2.           Lors du Renvoi sur la sécession (1998), le tribunal crée de toutes pièces une obligation de négocier forçant Ottawa et les provinces à s’assoir avec Québec, advenant une volonté claire de sortir du cadre canadien. Grande victoire pour la démocratie.

3.           Dans le Renvoi relatif à la Loi sur les valeurs mobilières (2011), la Cour rejette le projet fédéral d’uniformisation, protégeant dès lors les compétences québécoises en la matière, dont la chasse gardée de l’AMF.

4.           Idem pour le Renvoi relatif à la réforme du Sénat (2014), où l’on interdit à Ottawa de faire cavalier seul.

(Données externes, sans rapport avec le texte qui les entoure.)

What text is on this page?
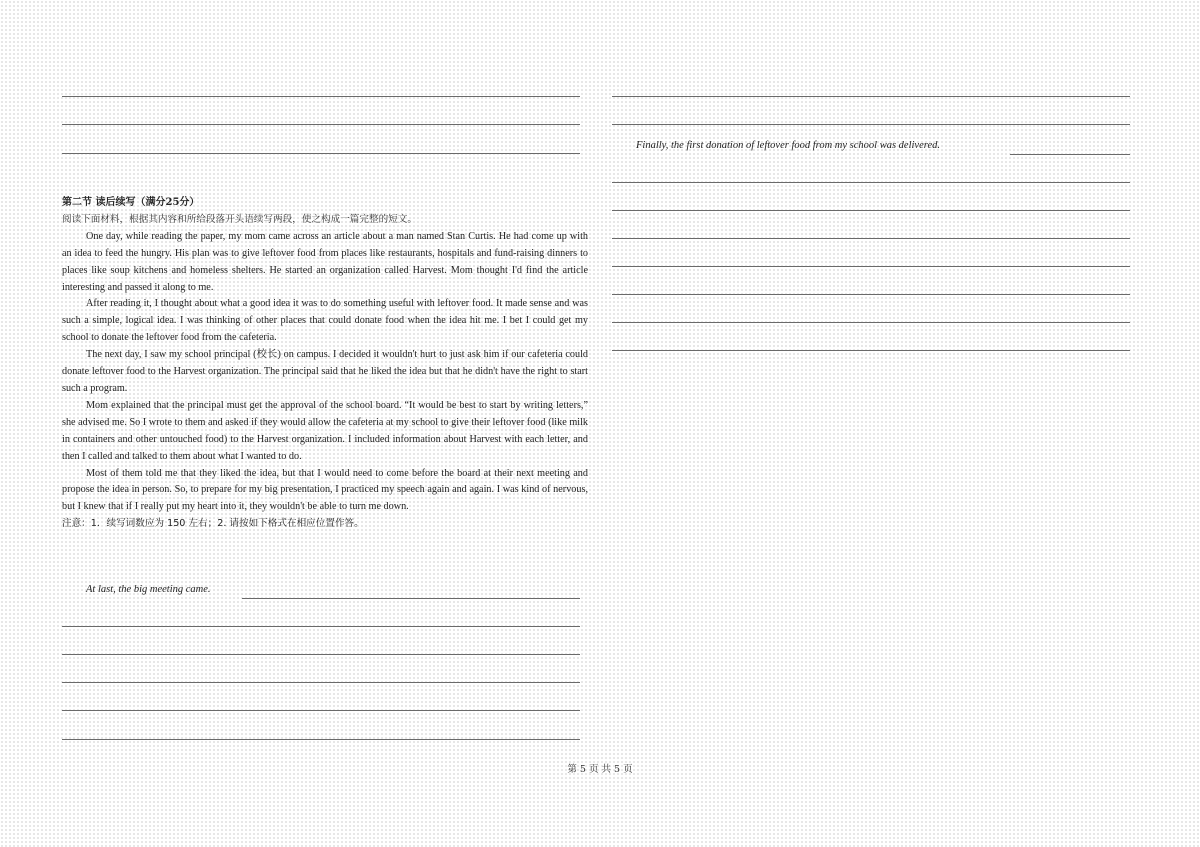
第二节 读后续写（满分25分）
阅读下面材料，根据其内容和所给段落开头语续写两段，使之构成一篇完整的短文。

One day, while reading the paper, my mom came across an article about a man named Stan Curtis. He had come up with an idea to feed the hungry. His plan was to give leftover food from places like restaurants, hospitals and fund-raising dinners to places like soup kitchens and homeless shelters. He started an organization called Harvest. Mom thought I'd find the article interesting and passed it along to me.

After reading it, I thought about what a good idea it was to do something useful with leftover food. It made sense and was such a simple, logical idea. I was thinking of other places that could donate food when the idea hit me. I bet I could get my school to donate the leftover food from the cafeteria.

The next day, I saw my school principal (校长) on campus. I decided it wouldn't hurt to just ask him if our cafeteria could donate leftover food to the Harvest organization. The principal said that he liked the idea but that he didn't have the right to start such a program.

Mom explained that the principal must get the approval of the school board. “It would be best to start by writing letters,” she advised me. So I wrote to them and asked if they would allow the cafeteria at my school to give their leftover food (like milk in containers and other untouched food) to the Harvest organization. I included information about Harvest with each letter, and then I called and talked to them about what I wanted to do.

Most of them told me that they liked the idea, but that I would need to come before the board at their next meeting and propose the idea in person. So, to prepare for my big presentation, I practiced my speech again and again. I was kind of nervous, but I knew that if I really put my heart into it, they wouldn't be able to turn me down.

注意：1．续写词数应为 150 左右；2. 请按如下格式在相应位置作答。
At last, the big meeting came.
Finally, the first donation of leftover food from my school was delivered.
第 5 页 共 5 页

5.           Quant au Renvoi relatif à la Loi sur la Cour suprême (2014), art. 5 et 6, celle-ci pulvérise les prétentions du gouvernement Harper, et refuse sa nomination du juge Nadon. Motifs? Qu’il faille à tout prix comprendre les trois jobs de magistrats en provenance du Québec comme étant «destinés à protéger les traditions juridiques et les valeurs sociales du Québec». Ces valeurs, de confirmer le tribunal, sont d’ailleurs «distinctes».

Une dernière ironie: les décisions qui précèdent l’ont été par des bancs habituellement composés, très majoritairement, de juges nommés par le parti alors au pouvoir. Comme quoi une nomination ne signifie, en rien, un chèque en blanc en faveur du gouvernement siégeant.

Mais à quoi bon, ici encore, laisser la platitude des faits intervenir en pleines pages d’un récit national victimo-juteux?